Дженнифер глядела на нее, недоумевая:
– Да ведь…
– Сейчас горечавки цветут уже только в горах, понимаешь? Посмотри, вот букетик в вазочке. Но те, что я сажаю, зацветут весной. Я специально накопала их, чтобы к весне над ней зацвели горечавки. Ты ведь знаешь, как она любила синий цвет. Селеста говорила мне. Потому-то я и подумала, что твоя кузина иногда приходила в себя, раз уж она рассказала Селесте о своих любимых цветах. Вряд ли она говорила об этом в бреду.
– Вряд ли. Но…
– Селеста обычно собирала их для нее. И когда твоя кузина умерла, я решила, что обязательно посажу их на ее могиле. – Она кивнула в сторону других покрытых цветами холмиков. – Это единственное, что я могу для них сделать. Сестра Тереза, как видишь, любила анютины глазки, а старушка сестра Марианна все твердила, что самые веселые – горные маргаритки. А горечавки расцветут у твоей кузины.

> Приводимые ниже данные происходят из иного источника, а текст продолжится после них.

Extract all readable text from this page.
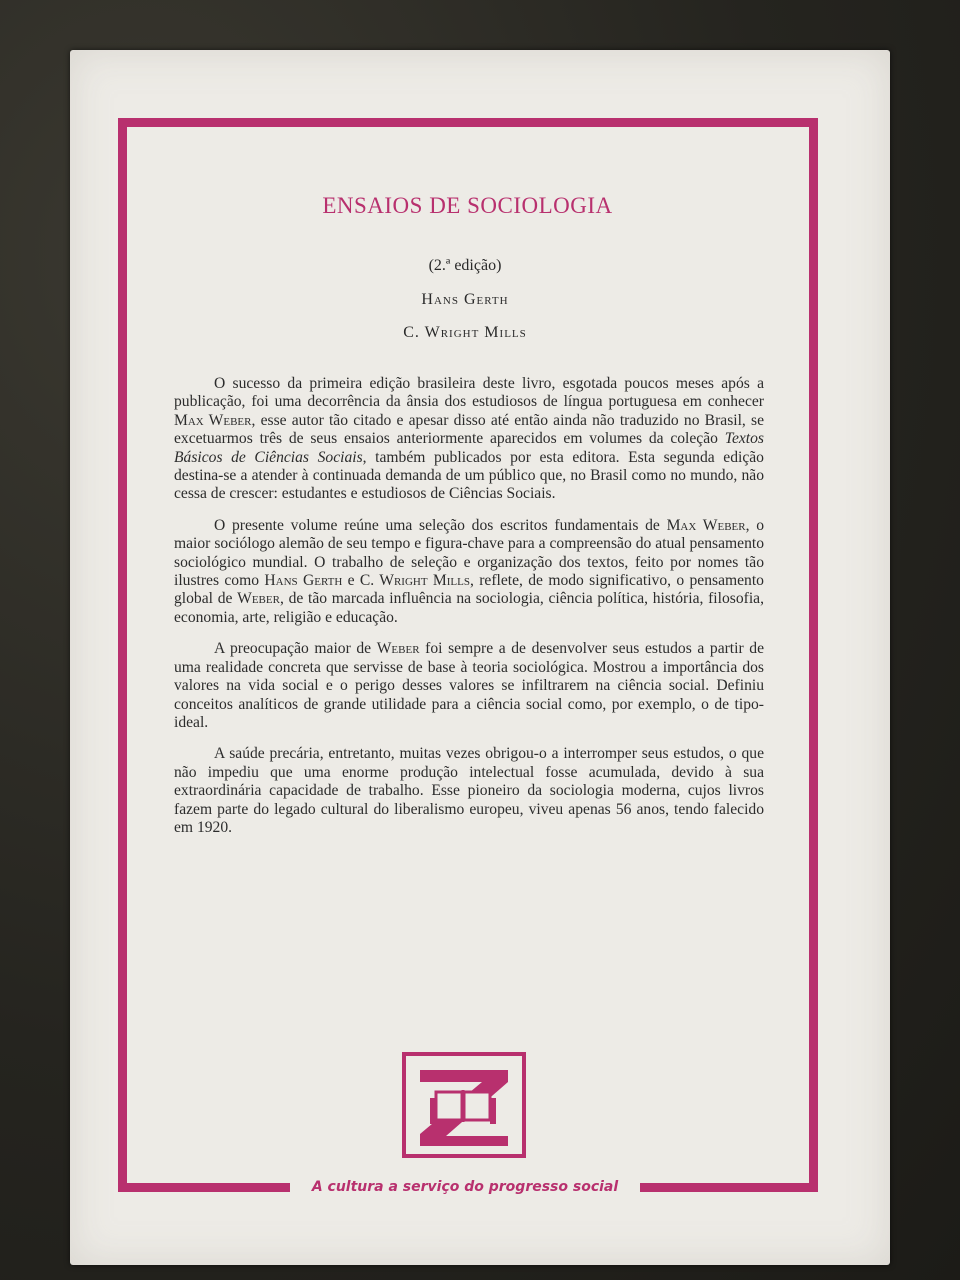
ENSAIOS DE SOCIOLOGIA
(2.ª edição)
Hans Gerth
C. Wright Mills

O sucesso da primeira edição brasileira deste livro, esgotada poucos meses após a publicação, foi uma decorrência da ânsia dos estudiosos de língua portuguesa em conhecer Max Weber, esse autor tão citado e apesar disso até então ainda não traduzido no Brasil, se excetuarmos três de seus ensaios anteriormente aparecidos em volumes da coleção Textos Básicos de Ciências Sociais, também publicados por esta editora. Esta segunda edição destina-se a atender à continuada demanda de um público que, no Brasil como no mundo, não cessa de crescer: estudantes e estudiosos de Ciências Sociais.

O presente volume reúne uma seleção dos escritos fundamentais de Max Weber, o maior sociólogo alemão de seu tempo e figura-chave para a compreensão do atual pensamento sociológico mundial. O trabalho de seleção e organização dos textos, feito por nomes tão ilustres como Hans Gerth e C. Wright Mills, reflete, de modo significativo, o pensamento global de Weber, de tão marcada influência na sociologia, ciência política, história, filosofia, economia, arte, religião e educação.

A preocupação maior de Weber foi sempre a de desenvolver seus estudos a partir de uma realidade concreta que servisse de base à teoria sociológica. Mostrou a importância dos valores na vida social e o perigo desses valores se infiltrarem na ciência social. Definiu conceitos analíticos de grande utilidade para a ciência social como, por exemplo, o de tipo-ideal.

A saúde precária, entretanto, muitas vezes obrigou-o a interromper seus estudos, o que não impediu que uma enorme produção intelectual fosse acumulada, devido à sua extraordinária capacidade de trabalho. Esse pioneiro da sociologia moderna, cujos livros fazem parte do legado cultural do liberalismo europeu, viveu apenas 56 anos, tendo falecido em 1920.

A cultura a serviço do progresso social
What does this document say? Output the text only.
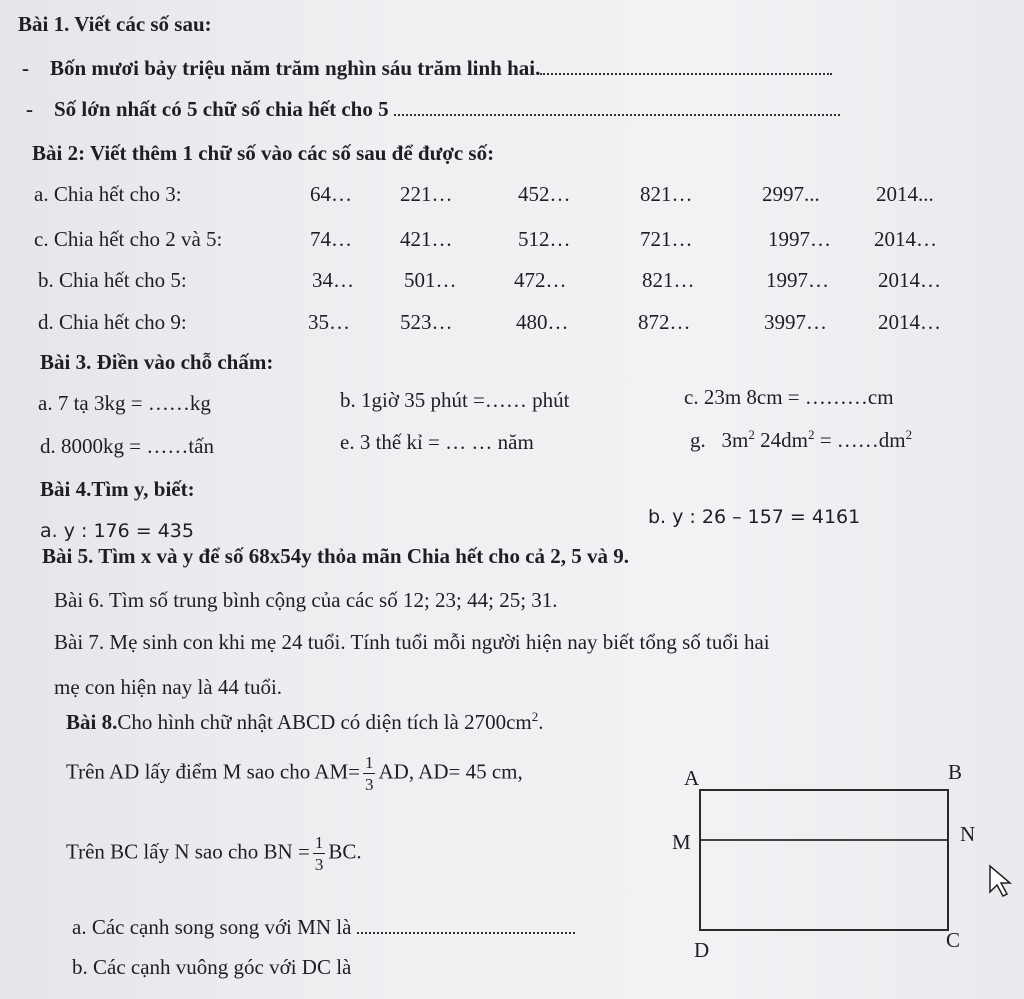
Bài 1. Viết các số sau:
-    Bốn mươi bảy triệu năm trăm nghìn sáu trăm linh hai.
-    Số lớn nhất có 5 chữ số chia hết cho 5
Bài 2: Viết thêm 1 chữ số vào các số sau để được số:
a. Chia hết cho 3:	64… 221…	452…	821…	2997...	2014...
c. Chia hết cho 2 và 5:	74… 421…	512…	721…	1997… 2014…
b. Chia hết cho 5:	34… 501…	472…	821…	1997… 2014…
d. Chia hết cho 9:	35… 523…	480…	872…	3997… 2014…
Bài 3. Điền vào chỗ chấm:
a. 7 tạ 3kg = ……kg	b. 1giờ 35 phút =…… phút	c. 23m 8cm = ………cm
d. 8000kg = ……tấn	e. 3 thế kỉ = … … năm	g. $3m^2$ $24dm^2$ = $\dots\dots dm^2$
Bài 4.Tìm y, biết:
a. y : 176 = 435
b. y : 26 – 157 = 4161
Bài 5. Tìm x và y để số 68x54y thỏa mãn Chia hết cho cả 2, 5 và 9.
Bài 6. Tìm số trung bình cộng của các số 12; 23; 44; 25; 31.
Bài 7. Mẹ sinh con khi mẹ 24 tuổi. Tính tuổi mỗi người hiện nay biết tổng số tuổi hai
mẹ con hiện nay là 44 tuổi.
Bài 8.Cho hình chữ nhật ABCD có diện tích là $2700cm^2$.
Trên AD lấy điểm M sao cho $AM= \frac{1}{3}$ AD, AD= 45 cm,
Trên BC lấy N sao cho BN = $\frac{1}{3}$ BC.
a. Các cạnh song song với MN là
b. Các cạnh vuông góc với DC là
A	B
M	N
D	C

– Спасибо. Вы очень добры.
Но голос Дженнифер почему-то дрожал, словно она задыхалась, и старая монахиня с удивлением взглянула на нее.
– В чем дело, детка?
Дженнифер не отвечала. Она сидела, глядя на свои зажатые в коленях руки, и отчаянно пыталась собраться с мыслями и разобраться в этих новых, поразивших ее сведениях.
– Ну-ка перестань. Что с тобой?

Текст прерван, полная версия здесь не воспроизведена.